反向过程（diffusion decoder）：the diffusion decoder $f_{\theta}$ takes as input $N_{\text{anchor}}$ noisy trajectories $\{\tau_{k}^{i}\}_{k=1}^{N_{\text{anchor}}}$ and predicts classification scores $\{\hat{s}_{k}\}_{k=1}^{N_{\text{anchor}}}$ and denoised trajectories $\{\hat{\tau}_{k}\}_{k=1}^{N_{\text{anchor}}}$ .

$\{\hat{s}_{k}, \hat{\tau}_{k}\}_{k=1}^{N_{\text{anchor}}} = f_{\theta}(\{\tau_{k}^{i}\}_{k=1}^{N_{\text{anchor}}}, z),$

where $z$ represents the conditional information.

把这 $N_{anchor}$ 个noisy轨迹恢复为 $N_{anchor}$ 个轨迹路线。

损失函数 We assign the noisy trajectory around the closest anchor to the ground truth trajectory $\tau_{gt}$ as positive sample $(y_{k}=1)$ and others as negative samples $(y_{k}=0)$ . The training objective combines trajectory reconstruction and classification:

$\mathcal{L} = \sum_{k=1}^{N_{\text{anchor}}} \left[ y_{k} \mathcal{L}_{\text{rec}}(\hat{\tau}_{k}, \tau_{gt}) + \lambda \text{BCE}(\hat{s}_{k}, y_{k}) \right], \quad (6)$

where $\lambda$ balances the simple L1 reconstruction loss $\mathcal{L}_{\text{rec}}$ and binary cross-entropy (BCE) classification loss.

Inference.

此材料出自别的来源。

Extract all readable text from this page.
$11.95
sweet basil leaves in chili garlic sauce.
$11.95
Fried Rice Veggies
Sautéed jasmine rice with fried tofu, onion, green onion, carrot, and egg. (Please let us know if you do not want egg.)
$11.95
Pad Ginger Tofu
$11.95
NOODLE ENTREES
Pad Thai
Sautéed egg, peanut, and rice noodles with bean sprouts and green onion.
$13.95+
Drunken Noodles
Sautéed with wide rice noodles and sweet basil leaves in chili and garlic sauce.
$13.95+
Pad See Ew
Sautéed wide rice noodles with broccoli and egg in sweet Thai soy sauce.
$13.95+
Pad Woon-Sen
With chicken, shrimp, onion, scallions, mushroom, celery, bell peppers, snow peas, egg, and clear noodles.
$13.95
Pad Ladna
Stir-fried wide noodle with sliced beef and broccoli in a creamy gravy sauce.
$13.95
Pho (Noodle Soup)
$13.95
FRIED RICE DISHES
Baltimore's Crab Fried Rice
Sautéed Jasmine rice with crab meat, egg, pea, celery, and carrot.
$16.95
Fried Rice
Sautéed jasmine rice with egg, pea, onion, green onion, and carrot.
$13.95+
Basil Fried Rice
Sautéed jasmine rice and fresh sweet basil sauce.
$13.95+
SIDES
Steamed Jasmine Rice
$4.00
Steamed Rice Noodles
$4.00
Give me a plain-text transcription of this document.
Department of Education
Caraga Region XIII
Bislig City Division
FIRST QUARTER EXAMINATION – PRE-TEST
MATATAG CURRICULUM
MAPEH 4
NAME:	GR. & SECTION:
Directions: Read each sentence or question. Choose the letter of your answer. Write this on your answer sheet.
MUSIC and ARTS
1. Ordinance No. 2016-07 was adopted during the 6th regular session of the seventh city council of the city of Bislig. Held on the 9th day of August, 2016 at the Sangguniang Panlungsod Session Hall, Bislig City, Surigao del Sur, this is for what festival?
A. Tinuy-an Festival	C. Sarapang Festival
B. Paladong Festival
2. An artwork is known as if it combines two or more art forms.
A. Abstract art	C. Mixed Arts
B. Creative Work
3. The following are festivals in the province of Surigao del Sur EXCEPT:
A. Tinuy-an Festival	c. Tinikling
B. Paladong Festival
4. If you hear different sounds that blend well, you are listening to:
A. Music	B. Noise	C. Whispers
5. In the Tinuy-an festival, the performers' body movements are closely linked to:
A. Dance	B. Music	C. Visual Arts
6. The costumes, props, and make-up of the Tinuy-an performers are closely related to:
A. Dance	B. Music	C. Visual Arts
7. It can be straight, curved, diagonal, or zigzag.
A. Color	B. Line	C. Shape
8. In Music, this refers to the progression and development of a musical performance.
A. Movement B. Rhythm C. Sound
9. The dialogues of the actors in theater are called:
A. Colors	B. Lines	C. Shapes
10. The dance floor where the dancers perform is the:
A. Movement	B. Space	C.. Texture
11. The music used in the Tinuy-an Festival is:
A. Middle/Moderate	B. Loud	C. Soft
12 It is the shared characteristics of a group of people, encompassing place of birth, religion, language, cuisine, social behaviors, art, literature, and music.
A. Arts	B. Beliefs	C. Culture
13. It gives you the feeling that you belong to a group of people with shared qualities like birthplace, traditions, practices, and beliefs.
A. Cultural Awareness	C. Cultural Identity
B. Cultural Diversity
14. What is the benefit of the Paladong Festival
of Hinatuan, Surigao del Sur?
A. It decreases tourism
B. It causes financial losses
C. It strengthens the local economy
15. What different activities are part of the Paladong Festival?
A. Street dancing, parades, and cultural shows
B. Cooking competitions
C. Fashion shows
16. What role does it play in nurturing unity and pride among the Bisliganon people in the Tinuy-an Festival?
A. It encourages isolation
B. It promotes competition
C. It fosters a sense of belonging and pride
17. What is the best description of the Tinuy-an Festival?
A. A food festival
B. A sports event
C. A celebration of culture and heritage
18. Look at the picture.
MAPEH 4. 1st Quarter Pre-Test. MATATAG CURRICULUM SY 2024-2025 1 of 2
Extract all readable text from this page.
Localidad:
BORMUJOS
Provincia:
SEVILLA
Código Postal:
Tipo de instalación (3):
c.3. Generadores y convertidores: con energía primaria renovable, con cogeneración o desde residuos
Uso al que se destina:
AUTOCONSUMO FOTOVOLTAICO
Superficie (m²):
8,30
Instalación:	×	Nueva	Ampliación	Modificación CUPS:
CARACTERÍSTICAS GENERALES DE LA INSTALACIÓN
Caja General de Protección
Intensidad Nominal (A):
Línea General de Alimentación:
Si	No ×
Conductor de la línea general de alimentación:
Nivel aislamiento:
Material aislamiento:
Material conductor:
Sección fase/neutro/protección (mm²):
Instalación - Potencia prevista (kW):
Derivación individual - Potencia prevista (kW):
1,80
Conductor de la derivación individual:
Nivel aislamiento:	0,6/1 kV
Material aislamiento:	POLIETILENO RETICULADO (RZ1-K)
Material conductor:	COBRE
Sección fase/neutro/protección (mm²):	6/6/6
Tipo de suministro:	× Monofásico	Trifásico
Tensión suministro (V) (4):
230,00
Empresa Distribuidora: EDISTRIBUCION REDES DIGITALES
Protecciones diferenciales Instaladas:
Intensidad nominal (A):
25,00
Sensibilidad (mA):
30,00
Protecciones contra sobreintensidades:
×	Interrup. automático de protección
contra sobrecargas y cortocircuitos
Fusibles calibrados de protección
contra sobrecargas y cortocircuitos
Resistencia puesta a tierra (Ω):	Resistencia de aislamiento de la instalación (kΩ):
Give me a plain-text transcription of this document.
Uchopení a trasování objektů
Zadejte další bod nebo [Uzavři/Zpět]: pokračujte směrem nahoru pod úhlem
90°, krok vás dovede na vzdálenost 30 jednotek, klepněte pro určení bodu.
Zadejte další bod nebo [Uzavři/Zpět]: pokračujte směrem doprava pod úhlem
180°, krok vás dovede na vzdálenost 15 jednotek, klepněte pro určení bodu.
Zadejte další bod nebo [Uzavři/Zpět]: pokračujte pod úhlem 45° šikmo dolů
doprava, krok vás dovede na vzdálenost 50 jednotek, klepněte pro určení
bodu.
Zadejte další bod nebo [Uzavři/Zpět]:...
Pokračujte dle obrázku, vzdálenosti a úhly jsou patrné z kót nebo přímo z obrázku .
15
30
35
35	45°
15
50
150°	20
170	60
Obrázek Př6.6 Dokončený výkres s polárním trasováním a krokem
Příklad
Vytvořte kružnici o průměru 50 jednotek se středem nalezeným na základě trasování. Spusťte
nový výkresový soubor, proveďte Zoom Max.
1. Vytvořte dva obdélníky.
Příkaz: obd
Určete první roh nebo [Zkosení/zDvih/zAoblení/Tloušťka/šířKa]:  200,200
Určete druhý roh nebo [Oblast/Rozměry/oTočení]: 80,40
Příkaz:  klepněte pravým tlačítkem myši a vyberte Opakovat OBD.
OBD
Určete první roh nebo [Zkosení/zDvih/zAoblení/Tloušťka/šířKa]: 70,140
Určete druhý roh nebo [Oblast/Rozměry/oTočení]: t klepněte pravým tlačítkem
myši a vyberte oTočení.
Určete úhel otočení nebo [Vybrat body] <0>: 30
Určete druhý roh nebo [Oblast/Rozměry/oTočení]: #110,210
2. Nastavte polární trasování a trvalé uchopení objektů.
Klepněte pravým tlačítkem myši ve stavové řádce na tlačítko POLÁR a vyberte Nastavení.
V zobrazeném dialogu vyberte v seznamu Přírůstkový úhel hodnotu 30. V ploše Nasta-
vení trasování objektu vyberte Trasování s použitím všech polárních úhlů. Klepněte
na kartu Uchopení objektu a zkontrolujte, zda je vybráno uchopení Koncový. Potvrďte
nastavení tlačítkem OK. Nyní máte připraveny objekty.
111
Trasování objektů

We use a truncated denoising process that starts with noisy trajectories sampled from the anchored Gaussian distribution and progressively denoises them to final predictions. At each denoising timestep, the estimated trajectories from the previous step are passed to the diffusion decoder $f_{\theta}$ , which predicts classification scores $\{\hat{s}_{k}\}_{k=1}^{N_{\text{infer}}}$ and coordinates $\{\hat{\tau}_{k}\}_{k=1}^{N_{\text{infer}}}$ . After obtaining the current timestep’s predictions, we apply the DDIM update rule to sample trajectories for the next timestep.

Inference flexibility. A key advantage of our approach lies in its inference flexibility. While the model is trained with $N_{\text{anchor}}$ trajectories, the inference process can accommodate an arbitrary number of trajectory samples $N_{\text{infer}}$ , where $N_{\text{infer}}$ can be dynamically adjusted based on computational resources or application requirements.

实验

数据集：NAVSIM navtest split